Identifcation where attempted is provisional and made using Nigel Charles’ excellent site.

Triceratium – maybe Morelandii

amorphous circular

Azepeitia maybe

circular

Coscinodiscus

disc

mystery object

round diatoms

Triceratium – maybe undulans

Triceratium of some sort

Triceratium or Trigonium

Triceratum – rectangular

Wet preparation.

Finally I put a 50mm Petrie disc under the x16 objective and had some really good fun shaking it gently.

The two most gratifying results were to watch a Coscinodiscus swing from valve to girdle view:

Coscinodiscus – valve view

Same Coscinodiscus in oblique to girdle view

It really does bear an uncanny resemblance to the O2 Dome.
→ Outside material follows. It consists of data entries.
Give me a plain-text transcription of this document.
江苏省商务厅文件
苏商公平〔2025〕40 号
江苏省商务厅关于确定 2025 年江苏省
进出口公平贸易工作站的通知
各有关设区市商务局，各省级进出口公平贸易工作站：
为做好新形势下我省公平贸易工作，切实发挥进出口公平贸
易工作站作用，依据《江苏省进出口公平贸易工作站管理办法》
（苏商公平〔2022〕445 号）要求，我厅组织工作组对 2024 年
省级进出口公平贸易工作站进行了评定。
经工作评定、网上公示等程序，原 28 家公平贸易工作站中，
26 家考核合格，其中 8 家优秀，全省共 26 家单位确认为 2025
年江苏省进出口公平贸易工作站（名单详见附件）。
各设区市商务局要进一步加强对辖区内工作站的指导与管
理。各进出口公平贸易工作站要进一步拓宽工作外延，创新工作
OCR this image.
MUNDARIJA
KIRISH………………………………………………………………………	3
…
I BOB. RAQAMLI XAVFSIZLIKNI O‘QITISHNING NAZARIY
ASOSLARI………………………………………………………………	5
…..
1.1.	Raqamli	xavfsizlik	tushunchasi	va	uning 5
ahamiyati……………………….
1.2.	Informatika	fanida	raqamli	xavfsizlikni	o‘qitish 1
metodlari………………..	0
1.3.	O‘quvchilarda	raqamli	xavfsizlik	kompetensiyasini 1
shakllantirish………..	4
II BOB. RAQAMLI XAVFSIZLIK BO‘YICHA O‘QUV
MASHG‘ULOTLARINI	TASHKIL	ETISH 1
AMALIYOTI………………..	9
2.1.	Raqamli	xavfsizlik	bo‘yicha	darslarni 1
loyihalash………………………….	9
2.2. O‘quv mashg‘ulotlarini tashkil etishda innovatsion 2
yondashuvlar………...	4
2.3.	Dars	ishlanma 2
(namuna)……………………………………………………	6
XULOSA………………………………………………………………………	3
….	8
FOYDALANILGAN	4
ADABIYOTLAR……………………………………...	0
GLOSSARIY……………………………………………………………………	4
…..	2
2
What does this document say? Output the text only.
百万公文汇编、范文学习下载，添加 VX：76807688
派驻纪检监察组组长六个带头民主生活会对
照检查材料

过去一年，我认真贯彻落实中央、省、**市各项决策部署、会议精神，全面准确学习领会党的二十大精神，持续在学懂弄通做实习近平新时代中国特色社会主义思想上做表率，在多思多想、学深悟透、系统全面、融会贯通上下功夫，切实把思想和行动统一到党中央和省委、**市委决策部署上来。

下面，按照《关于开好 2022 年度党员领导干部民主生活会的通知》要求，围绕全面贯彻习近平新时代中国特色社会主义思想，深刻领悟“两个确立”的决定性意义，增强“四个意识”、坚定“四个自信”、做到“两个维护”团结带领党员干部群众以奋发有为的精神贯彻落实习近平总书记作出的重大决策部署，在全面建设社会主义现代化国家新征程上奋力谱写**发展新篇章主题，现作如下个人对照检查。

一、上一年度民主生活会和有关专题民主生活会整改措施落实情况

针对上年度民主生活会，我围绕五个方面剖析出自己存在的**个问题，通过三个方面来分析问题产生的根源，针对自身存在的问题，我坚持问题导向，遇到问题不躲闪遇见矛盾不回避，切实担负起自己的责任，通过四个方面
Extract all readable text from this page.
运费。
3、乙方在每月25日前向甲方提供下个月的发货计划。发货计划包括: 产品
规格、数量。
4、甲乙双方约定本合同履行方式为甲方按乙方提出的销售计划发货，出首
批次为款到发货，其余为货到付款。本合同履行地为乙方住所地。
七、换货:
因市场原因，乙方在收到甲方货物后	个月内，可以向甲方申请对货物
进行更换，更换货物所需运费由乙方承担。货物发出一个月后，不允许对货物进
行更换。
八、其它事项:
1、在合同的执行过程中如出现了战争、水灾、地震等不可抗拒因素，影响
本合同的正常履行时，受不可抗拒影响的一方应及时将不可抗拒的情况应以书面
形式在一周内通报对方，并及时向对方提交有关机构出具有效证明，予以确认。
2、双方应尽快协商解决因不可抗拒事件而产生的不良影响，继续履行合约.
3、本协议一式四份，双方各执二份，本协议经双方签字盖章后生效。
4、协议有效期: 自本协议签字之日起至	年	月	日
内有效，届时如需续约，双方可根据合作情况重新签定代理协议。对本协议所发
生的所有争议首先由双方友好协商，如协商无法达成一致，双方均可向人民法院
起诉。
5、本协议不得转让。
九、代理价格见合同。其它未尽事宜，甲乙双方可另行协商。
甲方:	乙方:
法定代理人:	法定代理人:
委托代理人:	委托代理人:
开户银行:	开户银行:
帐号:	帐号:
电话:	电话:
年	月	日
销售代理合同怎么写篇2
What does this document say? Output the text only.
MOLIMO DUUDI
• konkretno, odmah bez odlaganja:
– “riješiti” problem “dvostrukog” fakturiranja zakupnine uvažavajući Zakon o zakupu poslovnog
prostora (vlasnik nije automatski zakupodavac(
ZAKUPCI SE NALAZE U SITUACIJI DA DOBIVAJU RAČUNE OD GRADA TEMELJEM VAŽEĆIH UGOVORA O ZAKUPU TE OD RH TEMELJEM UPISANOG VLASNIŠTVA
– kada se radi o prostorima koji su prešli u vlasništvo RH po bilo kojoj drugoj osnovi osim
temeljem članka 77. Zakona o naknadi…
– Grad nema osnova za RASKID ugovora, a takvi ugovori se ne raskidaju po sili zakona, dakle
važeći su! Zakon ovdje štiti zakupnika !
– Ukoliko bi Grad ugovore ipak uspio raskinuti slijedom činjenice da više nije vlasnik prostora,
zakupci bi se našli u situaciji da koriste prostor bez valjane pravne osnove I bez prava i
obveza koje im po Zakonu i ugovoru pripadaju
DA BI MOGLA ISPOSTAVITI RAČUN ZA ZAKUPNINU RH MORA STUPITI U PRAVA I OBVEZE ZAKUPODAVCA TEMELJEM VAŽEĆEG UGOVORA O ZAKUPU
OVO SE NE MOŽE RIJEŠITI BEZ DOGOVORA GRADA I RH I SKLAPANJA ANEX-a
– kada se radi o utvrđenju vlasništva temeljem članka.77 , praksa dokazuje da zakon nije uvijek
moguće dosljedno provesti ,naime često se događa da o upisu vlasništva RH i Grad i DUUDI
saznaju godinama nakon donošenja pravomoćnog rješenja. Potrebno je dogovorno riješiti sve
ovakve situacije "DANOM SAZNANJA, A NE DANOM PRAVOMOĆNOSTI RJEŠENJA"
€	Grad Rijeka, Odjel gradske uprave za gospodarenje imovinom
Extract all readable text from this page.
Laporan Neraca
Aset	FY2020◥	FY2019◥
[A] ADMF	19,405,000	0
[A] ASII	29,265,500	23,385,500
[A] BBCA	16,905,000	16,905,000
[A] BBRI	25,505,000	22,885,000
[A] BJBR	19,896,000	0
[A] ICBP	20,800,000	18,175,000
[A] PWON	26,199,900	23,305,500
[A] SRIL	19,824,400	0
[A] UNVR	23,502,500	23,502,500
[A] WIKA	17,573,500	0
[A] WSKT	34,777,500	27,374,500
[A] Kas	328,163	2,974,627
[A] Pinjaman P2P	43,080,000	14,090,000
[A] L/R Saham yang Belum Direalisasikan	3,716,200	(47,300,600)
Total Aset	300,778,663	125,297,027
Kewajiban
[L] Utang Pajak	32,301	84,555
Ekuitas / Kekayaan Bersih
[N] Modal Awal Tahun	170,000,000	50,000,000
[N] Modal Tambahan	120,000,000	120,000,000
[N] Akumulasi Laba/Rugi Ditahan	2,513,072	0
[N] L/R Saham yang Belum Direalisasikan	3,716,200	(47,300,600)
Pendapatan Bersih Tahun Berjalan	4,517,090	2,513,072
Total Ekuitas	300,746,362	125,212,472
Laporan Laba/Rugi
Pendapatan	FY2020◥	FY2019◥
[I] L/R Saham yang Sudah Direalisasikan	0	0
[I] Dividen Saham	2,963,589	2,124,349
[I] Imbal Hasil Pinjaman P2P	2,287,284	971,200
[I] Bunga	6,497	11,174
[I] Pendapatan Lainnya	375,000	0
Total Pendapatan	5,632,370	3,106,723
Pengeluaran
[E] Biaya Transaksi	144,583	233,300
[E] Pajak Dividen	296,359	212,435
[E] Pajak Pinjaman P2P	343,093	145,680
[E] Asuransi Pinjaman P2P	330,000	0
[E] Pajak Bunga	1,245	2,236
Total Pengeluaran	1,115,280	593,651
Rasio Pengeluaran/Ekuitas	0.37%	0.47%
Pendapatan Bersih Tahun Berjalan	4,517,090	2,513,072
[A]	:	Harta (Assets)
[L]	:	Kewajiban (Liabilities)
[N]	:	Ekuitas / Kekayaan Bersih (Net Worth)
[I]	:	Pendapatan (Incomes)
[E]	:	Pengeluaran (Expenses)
And to get three aspects of a Biddulphia elongata:

Biddulphia elongata – valve view

Biddulphia elongata – oblique view

Biddulphis elongata – girdle view

These remind me of an mummified body.

What is most satisfying is the variety of objects I am seeing, and from minute drops of the suspension.

If you were one of the people to whom I gave a drop of suspension at the QMC President’s Address, these diatoms came from the same mixture. (unfiltered and unvibrated)

I haven’t included the weird and wonderful spicules that are also there, maybe that will be in a different post.